The geography of Pinaroo is mostly the flat, arid landscape of the Channel Country but includes Lake Pinaroo. The parish lies entirely within the Sturt National Park.

The Queensland-New South Wales border forms the northern boundary of the parish, which is marked by The Dingo Fence, and the western boundary is the border with South Australia.

The parish has a Köppen climate classification of BWh (Hot desert). The county is barely inhabited with a population density of less than 1 person per 150 km² and the landscape is a flat arid scrubland.

==History==
The parish is the traditional lands of the Wadigali, Wandruwandha and Malyangaba Aboriginal peoples.

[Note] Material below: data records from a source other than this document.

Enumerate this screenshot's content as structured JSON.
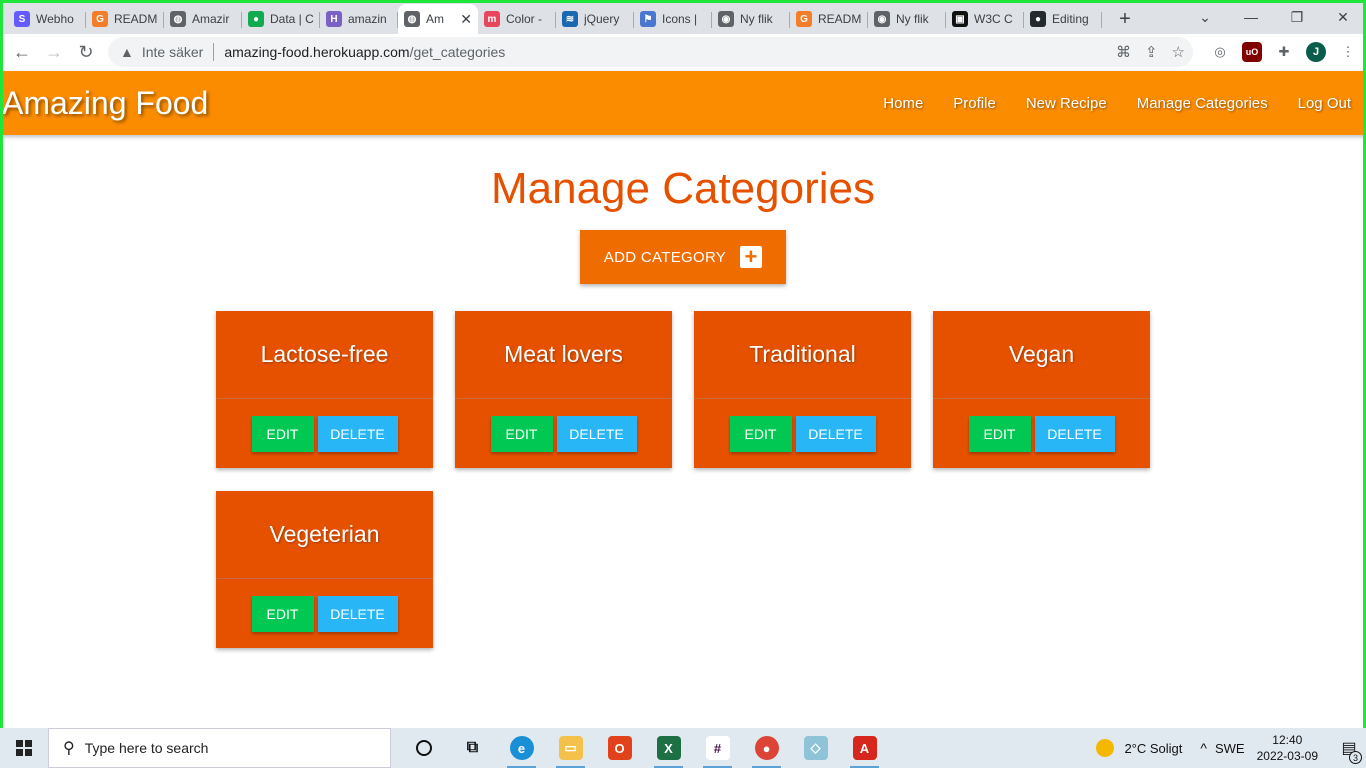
{
  "browser": {
    "tabs": [
      {
        "title": "Webho",
        "icon": "s-icon",
        "color": "#635bff",
        "glyph": "S"
      },
      {
        "title": "READM",
        "icon": "g-icon",
        "color": "#f57c28",
        "glyph": "G"
      },
      {
        "title": "Amazir",
        "icon": "globe-icon",
        "color": "#5f6368",
        "glyph": "◍"
      },
      {
        "title": "Data | C",
        "icon": "leaf-icon",
        "color": "#13aa52",
        "glyph": "●"
      },
      {
        "title": "amazin",
        "icon": "h-icon",
        "color": "#7b61c4",
        "glyph": "H"
      },
      {
        "title": "Am",
        "icon": "globe-icon",
        "color": "#5f6368",
        "glyph": "◍",
        "active": true
      },
      {
        "title": "Color -",
        "icon": "m-icon",
        "color": "#e8465d",
        "glyph": "m"
      },
      {
        "title": "jQuery",
        "icon": "jquery-icon",
        "color": "#1a68b2",
        "glyph": "≋"
      },
      {
        "title": "Icons |",
        "icon": "flag-icon",
        "color": "#4a78d0",
        "glyph": "⚑"
      },
      {
        "title": "Ny flik",
        "icon": "chrome-icon",
        "color": "#5f6368",
        "glyph": "◉"
      },
      {
        "title": "READM",
        "icon": "g-icon",
        "color": "#f57c28",
        "glyph": "G"
      },
      {
        "title": "Ny flik",
        "icon": "chrome-icon",
        "color": "#5f6368",
        "glyph": "◉"
      },
      {
        "title": "W3C C",
        "icon": "w3c-icon",
        "color": "#111111",
        "glyph": "▣"
      },
      {
        "title": "Editing",
        "icon": "github-icon",
        "color": "#24292e",
        "glyph": "●"
      }
    ],
    "insecure_label": "Inte säker",
    "url_host": "amazing-food.herokuapp.com",
    "url_path": "/get_categories",
    "profile_initial": "J"
  },
  "site": {
    "brand": "Amazing Food",
    "nav": [
      "Home",
      "Profile",
      "New Recipe",
      "Manage Categories",
      "Log Out"
    ]
  },
  "main": {
    "title": "Manage Categories",
    "add_button": "ADD CATEGORY",
    "categories": [
      {
        "name": "Lactose-free"
      },
      {
        "name": "Meat lovers"
      },
      {
        "name": "Traditional"
      },
      {
        "name": "Vegan"
      },
      {
        "name": "Vegeterian"
      }
    ],
    "edit_label": "EDIT",
    "delete_label": "DELETE"
  },
  "taskbar": {
    "search_placeholder": "Type here to search",
    "weather": "2°C  Soligt",
    "language": "SWE",
    "time": "12:40",
    "date": "2022-03-09",
    "notifications": "3"
  },
  "colors": {
    "header": "#fb8c00",
    "title": "#e65100",
    "card": "#e65100",
    "edit": "#00c853",
    "delete": "#29b6f6"
  }
}
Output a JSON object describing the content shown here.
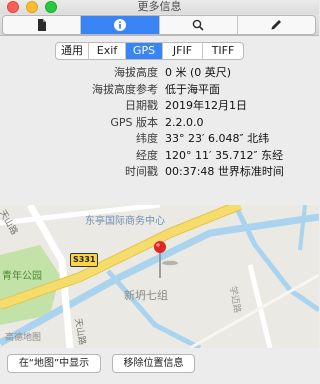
{
  "window": {
    "title": "更多信息"
  },
  "toolbar": {
    "segments": [
      {
        "icon": "document-icon"
      },
      {
        "icon": "info-icon",
        "selected": true
      },
      {
        "icon": "search-icon"
      },
      {
        "icon": "pencil-icon"
      }
    ]
  },
  "tabs": [
    "通用",
    "Exif",
    "GPS",
    "JFIF",
    "TIFF"
  ],
  "selected_tab": "GPS",
  "gps_info": [
    {
      "label": "海拔高度",
      "value": "0 米 (0 英尺)"
    },
    {
      "label": "海拔高度参考",
      "value": "低于海平面"
    },
    {
      "label": "日期戳",
      "value": "2019年12月1日"
    },
    {
      "label": "GPS 版本",
      "value": "2.2.0.0"
    },
    {
      "label": "纬度",
      "value": "33° 23′ 6.048″ 北纬"
    },
    {
      "label": "经度",
      "value": "120° 11′ 35.712″ 东经"
    },
    {
      "label": "时间戳",
      "value": "00:37:48 世界标准时间"
    }
  ],
  "map": {
    "labels": {
      "poi": "东亭国际商务中心",
      "road_badge": "S331",
      "park": "青年公园",
      "road_tianshan_top": "天山路",
      "road_tianshan_bottom": "天山路",
      "place": "新坍七组",
      "road_right": "学迈路"
    },
    "legal": "高德地图",
    "pin_color": "#e02525"
  },
  "buttons": {
    "show_in_maps": "在“地图”中显示",
    "remove_location": "移除位置信息"
  },
  "colors": {
    "accent": "#3a85f5",
    "road_yellow": "#f6dc6a",
    "water": "#a9d3ee",
    "park_green": "#c3e2a8"
  }
}
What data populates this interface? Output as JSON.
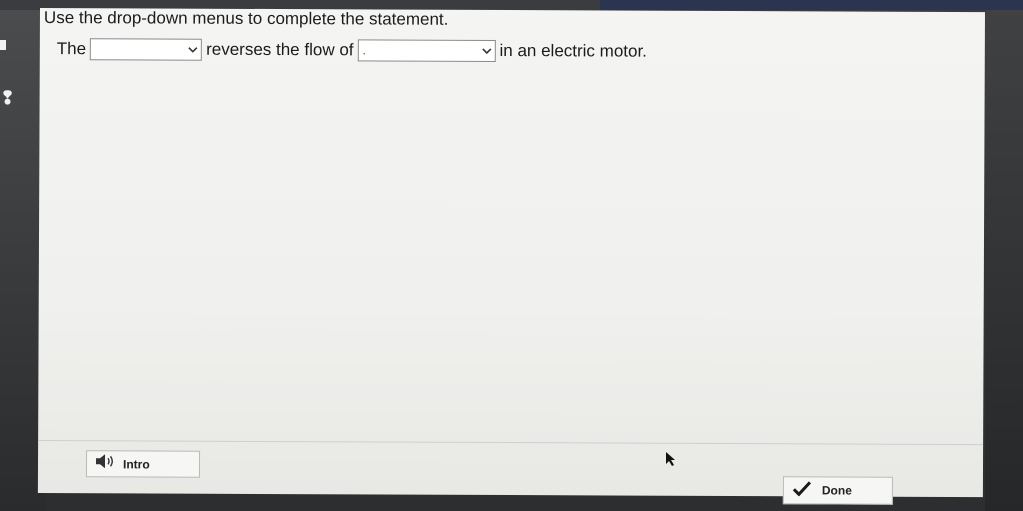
{
  "question": {
    "instruction": "Use the drop-down menus to complete the statement.",
    "part1": "The",
    "part2": "reverses the flow of",
    "part3": "in an electric motor."
  },
  "dropdowns": [
    {
      "selected": ""
    },
    {
      "selected": "."
    }
  ],
  "buttons": {
    "intro_label": "Intro",
    "done_label": "Done"
  },
  "icons": {
    "speaker": "speaker-icon",
    "check": "checkmark-icon",
    "chevron": "chevron-down-icon"
  },
  "colors": {
    "panel": "#f0f0ee",
    "text": "#1c1c1c",
    "checkmark": "#1a1a1a"
  }
}
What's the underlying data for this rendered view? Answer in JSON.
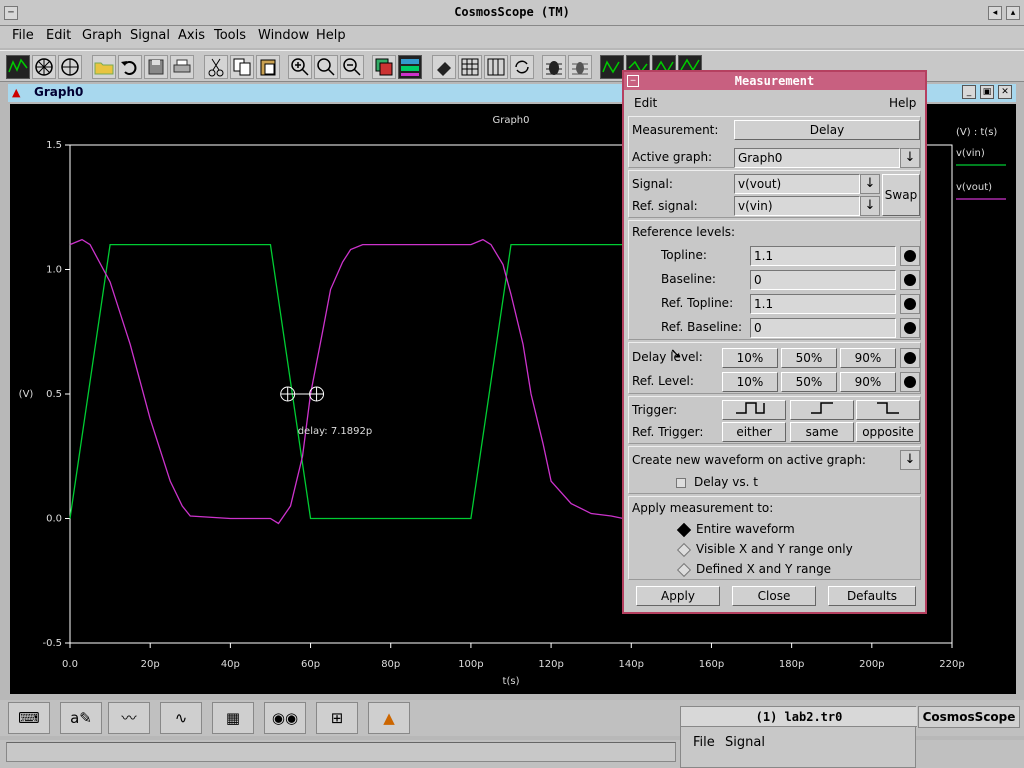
{
  "app": {
    "title": "CosmosScope (TM)"
  },
  "menu": [
    "File",
    "Edit",
    "Graph",
    "Signal",
    "Axis",
    "Tools",
    "Window",
    "Help"
  ],
  "graph_window": {
    "name": "Graph0"
  },
  "chart_data": {
    "type": "line",
    "title": "Graph0",
    "xlabel": "t(s)",
    "ylabel": "(V)",
    "xlim": [
      0,
      220
    ],
    "ylim": [
      -0.5,
      1.5
    ],
    "x_ticks": [
      "0.0",
      "20p",
      "40p",
      "60p",
      "80p",
      "100p",
      "120p",
      "140p",
      "160p",
      "180p",
      "200p",
      "220p"
    ],
    "y_ticks": [
      "1.5",
      "1.0",
      "0.5",
      "0.0",
      "-0.5"
    ],
    "legend_header": "(V) : t(s)",
    "series": [
      {
        "name": "v(vin)",
        "color": "#00cc33",
        "x": [
          0,
          10,
          50,
          60,
          100,
          110,
          150
        ],
        "y": [
          0,
          1.1,
          1.1,
          0,
          0,
          1.1,
          1.1
        ]
      },
      {
        "name": "v(vout)",
        "color": "#cc33cc",
        "x": [
          0,
          3,
          5,
          10,
          15,
          20,
          25,
          28,
          30,
          40,
          50,
          52,
          55,
          58,
          60,
          63,
          65,
          68,
          70,
          73,
          75,
          80,
          100,
          103,
          105,
          108,
          110,
          113,
          115,
          118,
          120,
          125,
          130,
          135,
          138,
          140
        ],
        "y": [
          1.1,
          1.12,
          1.1,
          0.95,
          0.7,
          0.4,
          0.15,
          0.05,
          0.01,
          0.0,
          0.0,
          -0.02,
          0.05,
          0.25,
          0.5,
          0.75,
          0.92,
          1.03,
          1.08,
          1.1,
          1.1,
          1.1,
          1.1,
          1.12,
          1.1,
          1.02,
          0.9,
          0.7,
          0.5,
          0.3,
          0.15,
          0.06,
          0.02,
          0.01,
          0.0,
          0.0
        ]
      }
    ],
    "annotation": "delay: 7.1892p"
  },
  "measurement": {
    "title": "Measurement",
    "menu_edit": "Edit",
    "menu_help": "Help",
    "measurement_label": "Measurement:",
    "measurement_value": "Delay",
    "active_graph_label": "Active graph:",
    "active_graph_value": "Graph0",
    "signal_label": "Signal:",
    "signal_value": "v(vout)",
    "ref_signal_label": "Ref. signal:",
    "ref_signal_value": "v(vin)",
    "swap": "Swap",
    "ref_levels_label": "Reference levels:",
    "topline_label": "Topline:",
    "topline_value": "1.1",
    "baseline_label": "Baseline:",
    "baseline_value": "0",
    "ref_topline_label": "Ref. Topline:",
    "ref_topline_value": "1.1",
    "ref_baseline_label": "Ref. Baseline:",
    "ref_baseline_value": "0",
    "delay_level_label": "Delay level:",
    "ref_level_label": "Ref. Level:",
    "pct": [
      "10%",
      "50%",
      "90%"
    ],
    "trigger_label": "Trigger:",
    "ref_trigger_label": "Ref. Trigger:",
    "ref_trigger_options": [
      "either",
      "same",
      "opposite"
    ],
    "create_label": "Create new waveform on active graph:",
    "delay_vs_t": "Delay vs. t",
    "apply_to_label": "Apply measurement to:",
    "apply_options": [
      "Entire waveform",
      "Visible X and Y range only",
      "Defined X and Y range"
    ],
    "apply_button": "Apply",
    "close_button": "Close",
    "defaults_button": "Defaults"
  },
  "dock": {
    "cosmos_label": "CosmosScope"
  },
  "lab2": {
    "title": "(1) lab2.tr0",
    "menu_file": "File",
    "menu_signal": "Signal"
  }
}
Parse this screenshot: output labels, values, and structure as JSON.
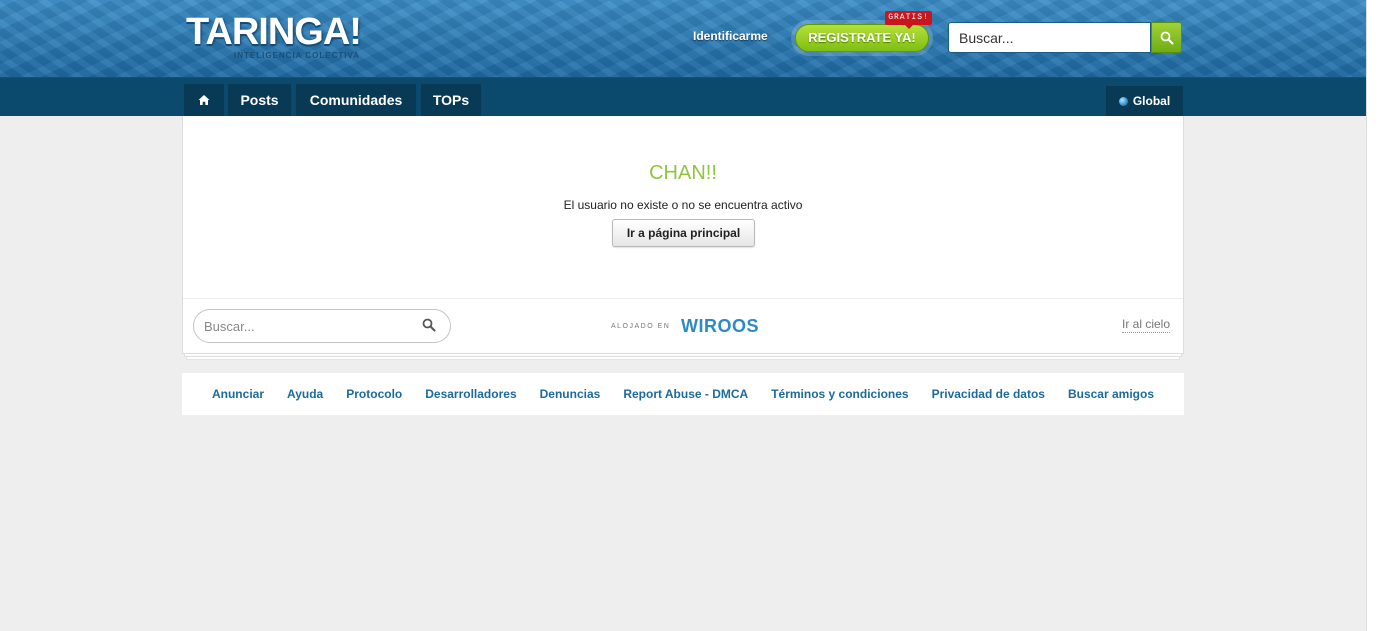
{
  "header": {
    "logo": "TARINGA!",
    "tagline": "INTELIGENCIA COLECTIVA",
    "login_label": "Identificarme",
    "register_label": "REGISTRATE YA!",
    "register_badge": "GRATIS!",
    "search_placeholder": "Buscar..."
  },
  "nav": {
    "items": [
      {
        "label": "Posts"
      },
      {
        "label": "Comunidades"
      },
      {
        "label": "TOPs"
      }
    ],
    "region_label": "Global"
  },
  "error": {
    "title": "CHAN!!",
    "message": "El usuario no existe o no se encuentra activo",
    "home_button": "Ir a página principal"
  },
  "panel_footer": {
    "search_placeholder": "Buscar...",
    "hosted_label": "ALOJADO EN",
    "hosted_brand": "WIROOS",
    "to_top_label": "Ir al cielo"
  },
  "footer_links": [
    {
      "label": "Anunciar"
    },
    {
      "label": "Ayuda"
    },
    {
      "label": "Protocolo"
    },
    {
      "label": "Desarrolladores"
    },
    {
      "label": "Denuncias"
    },
    {
      "label": "Report Abuse - DMCA"
    },
    {
      "label": "Términos y condiciones"
    },
    {
      "label": "Privacidad de datos"
    },
    {
      "label": "Buscar amigos"
    }
  ],
  "colors": {
    "header_blue": "#2c7bb3",
    "nav_dark": "#0b4a6c",
    "accent_green": "#8ec63f",
    "link_blue": "#1c6a9c"
  }
}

Charles Sturt passed through the parish during 1845.

In 1861 the Burke and Wills expedition passed to the east, through what is now the Pindera Aboriginal Area, on the far side of Sturt National Park.

Gold was discovered nearby in the 1870s, and the miners were soon followed by pastoralists.

In 1880 Cameron Corner Survey Marker was established.

The Dingo Fence was completed in 1885.

Sturt National Park was established in 1972.